Antes da entrada em cena do mistério Gabrielle Valladon dá-se aquele que será o episódio-chave do "tema" de Billy Wilder. Holmes é convidado para assistir à performance de uma renomada bailarina russa e, no final, o diretor do ballet chama-o ao camarim da dita para fazer uma proposta um tanto ou quanto absurda: por razões de genética superior, Madame Petrova quer que Holmes lhe faça um filho - assim mesmo - em troca de um Stradivarius.

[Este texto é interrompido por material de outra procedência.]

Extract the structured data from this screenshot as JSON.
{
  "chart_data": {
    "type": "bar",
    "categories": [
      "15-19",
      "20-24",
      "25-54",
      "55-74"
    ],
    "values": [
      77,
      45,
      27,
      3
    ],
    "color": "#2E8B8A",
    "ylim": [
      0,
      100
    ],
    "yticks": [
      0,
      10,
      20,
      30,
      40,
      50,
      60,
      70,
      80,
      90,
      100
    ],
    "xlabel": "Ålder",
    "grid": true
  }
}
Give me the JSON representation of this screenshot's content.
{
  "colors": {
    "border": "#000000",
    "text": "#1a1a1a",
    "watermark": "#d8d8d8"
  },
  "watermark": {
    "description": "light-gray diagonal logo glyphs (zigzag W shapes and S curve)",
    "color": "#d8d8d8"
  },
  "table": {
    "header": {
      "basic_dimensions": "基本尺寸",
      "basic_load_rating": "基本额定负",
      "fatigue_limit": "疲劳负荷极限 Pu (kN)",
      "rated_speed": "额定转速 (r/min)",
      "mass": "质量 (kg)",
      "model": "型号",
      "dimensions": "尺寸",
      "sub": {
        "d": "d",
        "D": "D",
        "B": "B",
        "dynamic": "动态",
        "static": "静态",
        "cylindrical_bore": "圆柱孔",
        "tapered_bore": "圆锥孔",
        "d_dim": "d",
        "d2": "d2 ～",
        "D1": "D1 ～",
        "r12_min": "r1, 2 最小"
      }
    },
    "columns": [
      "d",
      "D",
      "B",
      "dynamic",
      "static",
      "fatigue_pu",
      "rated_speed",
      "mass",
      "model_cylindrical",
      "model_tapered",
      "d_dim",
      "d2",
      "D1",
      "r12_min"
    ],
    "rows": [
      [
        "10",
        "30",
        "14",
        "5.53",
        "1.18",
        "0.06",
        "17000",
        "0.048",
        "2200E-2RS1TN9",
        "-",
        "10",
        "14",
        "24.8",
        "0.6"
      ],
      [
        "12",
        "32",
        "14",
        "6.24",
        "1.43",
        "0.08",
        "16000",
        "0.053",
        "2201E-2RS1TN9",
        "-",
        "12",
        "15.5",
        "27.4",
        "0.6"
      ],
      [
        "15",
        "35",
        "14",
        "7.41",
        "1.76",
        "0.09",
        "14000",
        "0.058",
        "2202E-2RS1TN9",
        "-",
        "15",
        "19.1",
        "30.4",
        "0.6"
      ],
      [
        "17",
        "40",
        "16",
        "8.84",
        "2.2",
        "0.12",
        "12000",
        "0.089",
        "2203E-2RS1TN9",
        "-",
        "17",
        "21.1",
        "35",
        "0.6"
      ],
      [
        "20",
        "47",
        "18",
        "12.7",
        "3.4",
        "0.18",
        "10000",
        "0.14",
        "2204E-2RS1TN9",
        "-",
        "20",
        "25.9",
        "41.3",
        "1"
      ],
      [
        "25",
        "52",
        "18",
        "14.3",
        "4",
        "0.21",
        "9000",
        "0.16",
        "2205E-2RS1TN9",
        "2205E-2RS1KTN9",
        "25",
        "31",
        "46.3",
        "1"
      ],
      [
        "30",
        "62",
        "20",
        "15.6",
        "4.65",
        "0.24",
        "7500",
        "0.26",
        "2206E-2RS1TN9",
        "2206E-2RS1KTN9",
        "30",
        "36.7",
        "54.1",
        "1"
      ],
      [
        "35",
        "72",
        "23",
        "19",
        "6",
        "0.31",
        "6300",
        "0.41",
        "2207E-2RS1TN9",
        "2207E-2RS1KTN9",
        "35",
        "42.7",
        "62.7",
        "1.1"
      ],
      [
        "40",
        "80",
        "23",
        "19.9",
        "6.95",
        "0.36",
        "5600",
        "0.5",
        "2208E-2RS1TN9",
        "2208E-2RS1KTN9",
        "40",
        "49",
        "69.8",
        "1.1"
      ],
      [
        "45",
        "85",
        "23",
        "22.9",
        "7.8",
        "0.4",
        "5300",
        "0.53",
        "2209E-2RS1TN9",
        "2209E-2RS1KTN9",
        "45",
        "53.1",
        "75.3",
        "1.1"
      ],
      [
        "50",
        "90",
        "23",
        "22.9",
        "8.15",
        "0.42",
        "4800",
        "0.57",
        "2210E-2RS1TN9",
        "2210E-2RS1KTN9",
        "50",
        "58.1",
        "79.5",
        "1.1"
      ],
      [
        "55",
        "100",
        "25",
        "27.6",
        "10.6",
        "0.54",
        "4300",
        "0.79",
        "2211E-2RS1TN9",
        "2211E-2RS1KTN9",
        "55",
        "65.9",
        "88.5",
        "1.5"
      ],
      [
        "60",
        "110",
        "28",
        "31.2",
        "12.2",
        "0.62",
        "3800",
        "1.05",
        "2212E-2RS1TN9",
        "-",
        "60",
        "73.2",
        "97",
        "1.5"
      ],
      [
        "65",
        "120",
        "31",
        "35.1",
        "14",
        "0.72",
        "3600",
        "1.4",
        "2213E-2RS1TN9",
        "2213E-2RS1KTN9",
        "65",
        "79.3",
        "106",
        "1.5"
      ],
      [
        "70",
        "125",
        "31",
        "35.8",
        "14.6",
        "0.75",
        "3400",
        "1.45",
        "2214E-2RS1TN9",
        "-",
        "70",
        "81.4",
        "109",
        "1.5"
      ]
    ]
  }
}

Oferta que o detetive declina dizendo, por meias-palavras, estar numa relação amorosa com Watson ("um solteirão a viver há cinco anos com outro solteirão... Tchaikovsky não é um caso isolado").

Quando o médico toma conhecimento da mentira do companheiro de aventuras, Holmes responde à zanga e ao medo dos rumores sem grande inquietação, mas fica no ar um não-dito ambíguo que atravessa o filme de uma ponta à outra pelo modo como surge nas imagens a intimidade da vida conjunta de Watson e o seu biografado. Inclusive, uma das cenas que acabaram por ser cortadas tinha o diretor do ballet a visitar o 221b Baker Street com um ramo de flores e o violino recusado, explicando a Holmes que Madame Petrova, apesar do mal-entendido, fazia questão de deixar com ele o Stradivarius. Quanto às flores, seriam para Watson, com a sugestão de um futuro encontro...

Mark Gatiss, um dos criadores da série Sherlock, com uma das melhores encarnações da personagem por Benedict Cumberbatch, é o primeiro a citar A Vida Íntima de Sherlock Holmes como a sua principal fonte de inspiração, sublinhando a beleza com que o filme de Wilder trata o vínculo entre o detetive e Dr. Watson. E a verdade é que nenhuma versão trabalhou tão bem as nuances da amizade, desde logo, por ser o carisma do protagonista e a resolução mental dos casos que costumam dominar a abordagem.

Para além de Cumberbatch, Henry Cavill, com a sua discreta presença em Enola Holmes, passou a integrar uma longa lista de intérpretes de Sherlock Holmes, desde os nomes sagrados Jeremy Brett e Basil Rathbone, aos mais recentes Ian McKellen (Mr. Holmes) e Jonny Lee Miller (Elementary), passando por Peter Cushing, Douglas Wilmer, Christopher Plummer, Michael Cane, Roger Moore, Christopher Lee (que no filme de Billy Wilder veste a pele de Mycroft Holmes) e, entre outros, Robert Downey Jr., o rosto da versão pop e espalhafatosa de Guy Ritchie.

Em matéria de árvore genealógica, Gene Wilder terá sido dos primeiros a inventar um outro irmão, que não Mycroft, para o ilustre detetive - chamou-lhe Sigerson Holmes, na comédia As Aventuras do Irmão mais Esperto de Sherlock Holmes (1975), realizada pelo próprio. John Cleese seguiu o exemplo e também tomou a liberdade de lhe atribuir um neto, Arthur Sherlock-Holmes, em The Strange Case of the End of Civilization as We Know it (1977), de Joseph McGrath.

Mas se há algo que a aventura juvenil da irmã de Sherlock veio mesmo confirmar é que a criação de Conan Doyle, para lá do mecanismo da narrativa detetivesca, continua a ser um fascínio para todos os públicos; já o Young Sherlock Holmes (1985), de Barry Levinson, e a animação da Disney Rato Basílio, o Grande Mestre dos Detectives o tinham provado... A cada um o seu Sherlock.